出典:国土交通省「既婚者とその親との住まい方-「近居」を中心とした実態と将来意向-」
子世帯と親世帯が考える近居のメリット・デメリット
近居のメリット・デメリットは、子世帯と親世帯で異なります。ここでは、それぞれの世帯が考える近居のメリット・デメリットについて見ていきましょう。
【子世帯】近居のメリット・デメリット
<メリット>- ・育児や教育のサポートを受けられる
- ・親の安否を確認しやすい
- ・介護や身の回りの世話ができる
なにかと手がかかる育児も、親世帯が近くにいればサポートしてもらえます。

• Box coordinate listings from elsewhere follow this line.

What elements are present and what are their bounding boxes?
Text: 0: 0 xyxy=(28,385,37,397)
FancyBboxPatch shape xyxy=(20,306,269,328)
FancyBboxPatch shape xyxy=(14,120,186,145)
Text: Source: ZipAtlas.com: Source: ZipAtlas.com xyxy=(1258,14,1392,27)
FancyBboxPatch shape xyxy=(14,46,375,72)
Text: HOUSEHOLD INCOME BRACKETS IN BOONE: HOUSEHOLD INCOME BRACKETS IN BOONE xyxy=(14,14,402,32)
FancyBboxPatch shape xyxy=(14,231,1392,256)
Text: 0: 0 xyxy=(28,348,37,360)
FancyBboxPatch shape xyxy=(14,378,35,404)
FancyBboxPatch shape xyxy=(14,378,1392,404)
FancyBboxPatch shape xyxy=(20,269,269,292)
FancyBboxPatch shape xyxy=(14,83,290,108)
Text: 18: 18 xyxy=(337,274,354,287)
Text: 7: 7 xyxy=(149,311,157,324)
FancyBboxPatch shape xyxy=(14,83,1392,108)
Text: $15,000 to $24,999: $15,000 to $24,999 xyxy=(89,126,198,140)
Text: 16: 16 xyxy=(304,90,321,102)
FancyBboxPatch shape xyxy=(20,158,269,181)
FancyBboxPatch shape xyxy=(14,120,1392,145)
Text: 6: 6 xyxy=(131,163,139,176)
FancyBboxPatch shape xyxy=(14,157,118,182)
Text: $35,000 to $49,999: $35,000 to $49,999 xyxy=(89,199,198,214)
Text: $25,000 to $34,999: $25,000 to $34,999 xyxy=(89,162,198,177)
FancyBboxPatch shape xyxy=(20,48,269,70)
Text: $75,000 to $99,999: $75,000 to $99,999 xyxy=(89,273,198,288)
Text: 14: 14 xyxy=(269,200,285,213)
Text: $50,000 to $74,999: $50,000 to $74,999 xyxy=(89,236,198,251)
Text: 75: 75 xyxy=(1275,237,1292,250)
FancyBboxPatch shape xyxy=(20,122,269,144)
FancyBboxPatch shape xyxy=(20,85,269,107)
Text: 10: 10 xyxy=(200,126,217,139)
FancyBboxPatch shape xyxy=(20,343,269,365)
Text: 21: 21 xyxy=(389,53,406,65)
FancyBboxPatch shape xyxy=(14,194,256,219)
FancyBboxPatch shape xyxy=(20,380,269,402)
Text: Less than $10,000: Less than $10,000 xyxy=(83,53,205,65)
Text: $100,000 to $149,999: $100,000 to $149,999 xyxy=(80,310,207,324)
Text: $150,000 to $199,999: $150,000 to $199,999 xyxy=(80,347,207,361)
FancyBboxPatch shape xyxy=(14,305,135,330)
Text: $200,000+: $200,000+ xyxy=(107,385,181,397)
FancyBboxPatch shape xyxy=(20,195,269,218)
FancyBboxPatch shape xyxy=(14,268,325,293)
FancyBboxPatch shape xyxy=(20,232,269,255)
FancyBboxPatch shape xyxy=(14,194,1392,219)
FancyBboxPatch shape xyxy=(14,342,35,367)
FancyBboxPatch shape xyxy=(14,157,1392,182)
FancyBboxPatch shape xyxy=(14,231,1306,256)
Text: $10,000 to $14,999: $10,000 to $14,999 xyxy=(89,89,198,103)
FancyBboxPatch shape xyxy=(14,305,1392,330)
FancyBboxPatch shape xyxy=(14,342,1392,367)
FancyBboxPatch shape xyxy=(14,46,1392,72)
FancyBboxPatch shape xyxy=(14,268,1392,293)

子どもが生まれた後も共働きする場合、そのようなサポートが助かり、共働きを続けやすくなるといったメリットがあります。また、行き来するのに時間がかからないため、緊急事態でも動きやすいでしょう。
<デメリット>- ・頼りにされすぎて負担が増える
- ・家事や育児に口出しされる
- ・気疲れする
近居すると介護などのサポートがしやすくなる反面、何をするにも頼られて負担が増えたと感じてしまう可能性も考えられます。また、家事や育児についてもサポートしてもらうことはできますが、親のやり方に口出しされてしまい、結局は頼りづらくなることもあるでしょう。
【親世帯】近居のメリット・デメリット
<メリット>- ・生活の中での心配事を相談しやすい
- ・子どもや孫と交流しやすい
- ・自身の安否を確認してもらいやすい
親世帯の近居の大きなメリットは、日常生活で起こる心配事を相談しやすい点です。自分一人ではできないことも、サポートしてもらいやすいです。また、子どもや孫と交流しやすいことも、メリットに挙げられるでしょう。頻繁に顔を合わせられるため、普段からお互いに様子を気にかけることができます。災害などの万が一の際にも、すぐに安否を確認してもらえます。
<デメリット>- ・何かと心配されてしまう
安否確認がしやすいのは良いことですが、日頃から些細なことについて心配されてしまうため、気疲れすることがあるかもしれません。心配されないように、距離をとってしまいたくなる可能性もあります。
うまく近居をするポイント
近居には、多くのメリットがある反面デメリットも存在するため、計画的に近居を始めなければ失敗してしまう可能性があります。ここでは、うまく近居をするためのポイントを説明します。
まずは短期間から始めてみる
最初から住宅を購入して近居を始めてしまうと簡単に引っ越しができないため、失敗してもリカバリーできない可能性があります。そのため、まずは賃貸住宅で期間を決めて近居が適正かを見極めてみましょう。
ルールを事前に決めておく
近居は、お互いの家への訪問頻度や方法などを巡ってトラブルが起こる可能性もあります。事前にルールを決めておくと、お互いの負担も小さくなるでしょう。
感謝の気持ちや思いやりを忘れない
近居だと、どうしても頼りにしてしまい、一方的に甘えてしまう可能性があります。そのため、お互いに助け合うことを大切に、思いやりや感謝の気持ち・行動を忘れないようにしましょう。
お互いのライフスタイルを尊重する
親世帯と子世帯では、それぞれにライフスタイルが異なります。お互いの生活リズムや習慣などを尊重し、それらを乱さないように交流することが大切です。
まとめ
近居は、同居と比べて程よく距離感があるため、それぞれのライフスタイルを守って生活できる住まい方です。安否を確認しやすいなどのメリットがある一方で、過干渉になるなどのデメリットも存在します。また、必ずしもすべての人にとって近居が最適な住まい方ではないため、近居以外にもさまざまな選択肢を検討しておきましょう。